Anemia is also not obvious until it is serious. Yet it is usually so easy to add more iron-rich foods to a child's diet to improve it.
For the very brief discomfort I think it is most definitely worth checking both at least once.
post #38 of 160
This was just done to my daughter at 22 mos. She was held by my DH, but screamed and screamed and screamed like we'd never heard her scream before (she is very bounce back ish about most pain things) They had to tug and pull on her little tiny finger for a very long time to get enough blood for the vials. Before the second vial was complete, the nurse said she had to stop, that she just couldn't hurt DD like that anymore....
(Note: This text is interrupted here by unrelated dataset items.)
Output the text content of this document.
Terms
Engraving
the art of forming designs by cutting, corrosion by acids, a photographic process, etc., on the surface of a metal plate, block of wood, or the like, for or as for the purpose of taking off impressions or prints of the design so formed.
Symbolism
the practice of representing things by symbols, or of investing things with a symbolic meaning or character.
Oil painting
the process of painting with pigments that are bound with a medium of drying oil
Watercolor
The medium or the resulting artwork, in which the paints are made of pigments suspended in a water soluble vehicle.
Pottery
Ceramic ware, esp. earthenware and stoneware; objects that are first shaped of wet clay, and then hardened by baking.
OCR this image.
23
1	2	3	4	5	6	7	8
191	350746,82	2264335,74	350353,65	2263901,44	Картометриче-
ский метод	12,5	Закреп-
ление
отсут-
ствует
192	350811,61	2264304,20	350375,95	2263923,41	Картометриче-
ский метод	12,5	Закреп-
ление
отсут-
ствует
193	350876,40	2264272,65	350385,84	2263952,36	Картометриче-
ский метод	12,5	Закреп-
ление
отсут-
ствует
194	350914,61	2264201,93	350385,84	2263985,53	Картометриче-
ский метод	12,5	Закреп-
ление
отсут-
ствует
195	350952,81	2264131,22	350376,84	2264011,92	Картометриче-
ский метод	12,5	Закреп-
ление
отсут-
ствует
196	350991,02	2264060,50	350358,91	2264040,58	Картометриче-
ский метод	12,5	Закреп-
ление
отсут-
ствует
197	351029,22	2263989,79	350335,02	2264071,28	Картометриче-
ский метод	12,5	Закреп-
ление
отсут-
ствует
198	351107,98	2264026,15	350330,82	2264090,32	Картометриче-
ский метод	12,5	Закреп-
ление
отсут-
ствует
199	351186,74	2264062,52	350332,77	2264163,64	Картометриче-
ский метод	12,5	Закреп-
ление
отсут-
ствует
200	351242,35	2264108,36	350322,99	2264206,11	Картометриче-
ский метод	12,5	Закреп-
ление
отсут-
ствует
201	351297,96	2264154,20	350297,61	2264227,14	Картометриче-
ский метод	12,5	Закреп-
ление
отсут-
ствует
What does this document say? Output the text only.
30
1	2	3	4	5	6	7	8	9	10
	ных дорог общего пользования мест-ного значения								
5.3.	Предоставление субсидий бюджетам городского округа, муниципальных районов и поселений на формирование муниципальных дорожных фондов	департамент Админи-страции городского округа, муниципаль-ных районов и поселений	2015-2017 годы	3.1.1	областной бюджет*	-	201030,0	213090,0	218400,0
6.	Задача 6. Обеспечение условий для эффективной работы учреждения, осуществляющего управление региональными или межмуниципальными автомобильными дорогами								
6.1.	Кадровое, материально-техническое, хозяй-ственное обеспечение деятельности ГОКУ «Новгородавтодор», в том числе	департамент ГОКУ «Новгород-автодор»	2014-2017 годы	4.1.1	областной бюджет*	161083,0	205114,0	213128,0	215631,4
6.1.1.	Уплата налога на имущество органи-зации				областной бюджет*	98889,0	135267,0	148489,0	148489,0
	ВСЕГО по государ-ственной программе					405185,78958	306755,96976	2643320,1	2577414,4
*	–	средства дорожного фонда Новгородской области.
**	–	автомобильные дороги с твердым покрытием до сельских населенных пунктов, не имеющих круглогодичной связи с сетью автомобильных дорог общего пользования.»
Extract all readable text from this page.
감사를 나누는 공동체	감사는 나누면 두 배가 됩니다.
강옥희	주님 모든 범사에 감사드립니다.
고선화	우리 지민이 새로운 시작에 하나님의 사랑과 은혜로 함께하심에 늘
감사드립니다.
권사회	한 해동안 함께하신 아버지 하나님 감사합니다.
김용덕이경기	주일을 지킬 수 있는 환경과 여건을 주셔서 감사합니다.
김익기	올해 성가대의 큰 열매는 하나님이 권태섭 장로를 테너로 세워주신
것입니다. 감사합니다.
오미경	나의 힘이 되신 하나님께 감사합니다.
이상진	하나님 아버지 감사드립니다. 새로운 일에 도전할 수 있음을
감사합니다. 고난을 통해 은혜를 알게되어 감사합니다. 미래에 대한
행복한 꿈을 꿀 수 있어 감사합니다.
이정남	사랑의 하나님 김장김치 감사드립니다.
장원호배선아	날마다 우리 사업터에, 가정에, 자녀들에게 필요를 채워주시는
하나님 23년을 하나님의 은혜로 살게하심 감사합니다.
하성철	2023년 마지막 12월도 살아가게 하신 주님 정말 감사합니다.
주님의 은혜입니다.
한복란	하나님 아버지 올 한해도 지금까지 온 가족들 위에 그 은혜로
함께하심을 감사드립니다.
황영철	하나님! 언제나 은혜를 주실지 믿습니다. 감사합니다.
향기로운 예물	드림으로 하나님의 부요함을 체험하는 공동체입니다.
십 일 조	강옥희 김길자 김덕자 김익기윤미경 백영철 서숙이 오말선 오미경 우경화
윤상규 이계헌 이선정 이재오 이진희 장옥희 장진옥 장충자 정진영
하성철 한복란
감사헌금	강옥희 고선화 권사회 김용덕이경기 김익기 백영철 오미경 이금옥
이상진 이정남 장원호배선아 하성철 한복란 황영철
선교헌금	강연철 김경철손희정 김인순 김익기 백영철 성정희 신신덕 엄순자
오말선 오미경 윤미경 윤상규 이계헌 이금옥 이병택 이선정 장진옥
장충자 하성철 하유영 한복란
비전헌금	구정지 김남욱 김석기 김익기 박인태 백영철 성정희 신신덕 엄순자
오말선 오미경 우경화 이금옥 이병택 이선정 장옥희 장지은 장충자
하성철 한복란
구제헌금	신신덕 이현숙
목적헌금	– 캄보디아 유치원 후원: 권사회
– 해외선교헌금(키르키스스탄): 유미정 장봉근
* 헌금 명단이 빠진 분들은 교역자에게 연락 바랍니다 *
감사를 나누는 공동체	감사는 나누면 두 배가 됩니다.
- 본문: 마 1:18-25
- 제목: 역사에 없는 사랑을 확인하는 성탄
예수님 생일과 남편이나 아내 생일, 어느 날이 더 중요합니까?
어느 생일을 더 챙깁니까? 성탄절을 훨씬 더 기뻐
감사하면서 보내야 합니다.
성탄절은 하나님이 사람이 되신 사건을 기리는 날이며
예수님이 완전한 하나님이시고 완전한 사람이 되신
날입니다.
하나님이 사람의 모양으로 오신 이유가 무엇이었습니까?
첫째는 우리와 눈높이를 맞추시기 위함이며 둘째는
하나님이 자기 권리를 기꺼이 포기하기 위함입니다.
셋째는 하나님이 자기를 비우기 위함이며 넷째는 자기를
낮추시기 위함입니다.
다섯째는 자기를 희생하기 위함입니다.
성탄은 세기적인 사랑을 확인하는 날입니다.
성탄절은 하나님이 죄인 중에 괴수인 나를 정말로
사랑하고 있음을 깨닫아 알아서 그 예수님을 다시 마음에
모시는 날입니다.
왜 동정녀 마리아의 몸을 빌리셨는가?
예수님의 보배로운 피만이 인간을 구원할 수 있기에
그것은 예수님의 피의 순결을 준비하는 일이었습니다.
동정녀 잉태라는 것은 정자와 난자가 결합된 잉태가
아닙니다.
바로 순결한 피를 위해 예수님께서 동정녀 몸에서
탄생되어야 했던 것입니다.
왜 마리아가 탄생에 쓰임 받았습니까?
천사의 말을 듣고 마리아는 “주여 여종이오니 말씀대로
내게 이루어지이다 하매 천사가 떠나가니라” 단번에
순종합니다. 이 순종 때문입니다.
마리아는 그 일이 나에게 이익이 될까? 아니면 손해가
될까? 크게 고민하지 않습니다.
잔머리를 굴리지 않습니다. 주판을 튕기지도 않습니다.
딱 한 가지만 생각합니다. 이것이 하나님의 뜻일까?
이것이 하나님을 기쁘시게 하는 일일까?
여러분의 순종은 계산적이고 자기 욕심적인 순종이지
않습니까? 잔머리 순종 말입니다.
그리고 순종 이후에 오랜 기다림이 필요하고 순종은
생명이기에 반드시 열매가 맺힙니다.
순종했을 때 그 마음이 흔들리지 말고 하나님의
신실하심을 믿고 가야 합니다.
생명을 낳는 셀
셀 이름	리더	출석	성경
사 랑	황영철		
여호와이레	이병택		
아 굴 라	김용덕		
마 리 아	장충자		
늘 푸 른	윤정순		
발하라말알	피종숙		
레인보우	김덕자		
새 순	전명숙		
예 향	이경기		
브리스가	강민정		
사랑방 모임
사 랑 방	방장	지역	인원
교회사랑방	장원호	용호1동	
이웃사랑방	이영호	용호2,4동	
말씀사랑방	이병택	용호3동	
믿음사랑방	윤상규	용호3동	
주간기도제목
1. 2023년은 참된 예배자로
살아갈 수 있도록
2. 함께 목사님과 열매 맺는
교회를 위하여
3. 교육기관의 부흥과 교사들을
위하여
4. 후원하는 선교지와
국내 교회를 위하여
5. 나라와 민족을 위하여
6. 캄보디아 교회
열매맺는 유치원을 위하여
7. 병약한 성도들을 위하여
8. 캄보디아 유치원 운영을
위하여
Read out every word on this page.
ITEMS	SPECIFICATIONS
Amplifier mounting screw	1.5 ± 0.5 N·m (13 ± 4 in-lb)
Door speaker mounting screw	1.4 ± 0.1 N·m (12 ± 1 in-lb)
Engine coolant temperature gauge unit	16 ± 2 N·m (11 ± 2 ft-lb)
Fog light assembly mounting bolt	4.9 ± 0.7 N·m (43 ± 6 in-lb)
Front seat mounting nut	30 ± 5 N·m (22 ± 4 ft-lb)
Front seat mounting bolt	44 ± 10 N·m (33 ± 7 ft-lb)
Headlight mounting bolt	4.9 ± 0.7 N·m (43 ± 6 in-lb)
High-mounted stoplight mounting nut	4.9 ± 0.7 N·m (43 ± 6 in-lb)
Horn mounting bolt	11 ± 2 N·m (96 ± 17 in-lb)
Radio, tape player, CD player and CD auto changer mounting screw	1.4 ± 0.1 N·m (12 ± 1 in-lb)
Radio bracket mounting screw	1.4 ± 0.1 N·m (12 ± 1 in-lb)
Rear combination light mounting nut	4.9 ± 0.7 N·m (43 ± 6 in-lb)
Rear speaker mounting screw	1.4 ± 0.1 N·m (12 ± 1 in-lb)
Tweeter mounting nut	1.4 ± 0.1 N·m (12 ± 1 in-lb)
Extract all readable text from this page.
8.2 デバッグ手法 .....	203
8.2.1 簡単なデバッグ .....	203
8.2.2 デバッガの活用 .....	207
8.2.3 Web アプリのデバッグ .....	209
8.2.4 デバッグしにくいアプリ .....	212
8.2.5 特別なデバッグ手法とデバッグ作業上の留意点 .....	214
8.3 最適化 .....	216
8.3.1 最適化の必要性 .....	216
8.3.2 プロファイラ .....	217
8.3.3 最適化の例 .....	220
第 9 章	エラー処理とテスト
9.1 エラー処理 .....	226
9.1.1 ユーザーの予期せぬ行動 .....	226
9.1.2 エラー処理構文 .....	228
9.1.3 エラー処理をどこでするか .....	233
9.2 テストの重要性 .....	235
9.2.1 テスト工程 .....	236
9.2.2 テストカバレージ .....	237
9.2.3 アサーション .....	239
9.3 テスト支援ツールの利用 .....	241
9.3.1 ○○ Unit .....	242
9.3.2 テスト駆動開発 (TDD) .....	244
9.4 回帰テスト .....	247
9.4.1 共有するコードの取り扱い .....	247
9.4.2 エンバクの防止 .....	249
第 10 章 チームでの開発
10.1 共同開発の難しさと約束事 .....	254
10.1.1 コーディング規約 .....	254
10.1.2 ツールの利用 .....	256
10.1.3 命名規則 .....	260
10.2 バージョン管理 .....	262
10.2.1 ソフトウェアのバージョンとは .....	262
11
I dont deny the use of the test, but if you have it done, PLEASE have it done by someone who is good at this sort of thing. We use a family doctor for our pediatrics (we're leaving them, I posted on it) and I regret it so very very much. My DD is always hurting herself (falls, scrapes, scratches, bumps, bruises etc...she has had one fall where she landed wrong and passed out, and when she was a newborn was accidentally jabbed with a pair of nail trimming fingers pretty good in the leg and will have a scar from it for a long time) and nothing has come close to the amt of time it took her to get over this. After the visit was over, the paperwork done, she was put into her carseat, drove home, and brought into the house, she was STILL red faced and crying...
post #39 of 160
Quote:
Originally Posted by DklovesMkandJK View Post
I'll make sure to ask at our next appointment about the finger prick. I am totally open to that and I think it is a great idea! Thanks!
Doesn't the finger prick hurt more??
post #40 of 160
Quote:
Originally Posted by AntoninBeGonin View Post
I'll have to look at the symptons of lead poisoning.
Lucy had no symptoms. Her lead level was a 47. That's in the second highest category they take. As I posted before, she was admitted to the hospital within 4 hours of the test coming back. That's how seriously they take lead poisoning. That's how high her levels were. And I wouldn't have known without the blood test because she had no symptoms.



ETA:
I understand the PP in wanting to not fall prey to fear-mongering, but I respectfully submit that we still don't know where Lucy got her lead poisoning. The doc at the ER, an expert in pediatric lead poisoning, told us that all it takes is a piece of lead paint the size of a grain of sand to give a child lead poisoning at a level requiring some sort of intervention. Plastic breaks down over time (why do you think car seats have an expiration date?) and when it's plastic with lead, as in vinyl mini-blinds, what do you think happens to that lead?

Also, regarding the protection of breastfeeding--I'm still breastfeeding Lucy, and that's probably why she didn't have anemia along with the lead poisoning. But she still had the lead poisoning.

Once again, I'm not trying to scare mommas. I just think that, in the grand scheme of things, a couple of moments of discomfort during the blood draw are worth it. There are many tests and interventions that I would decline. This isn't one of them.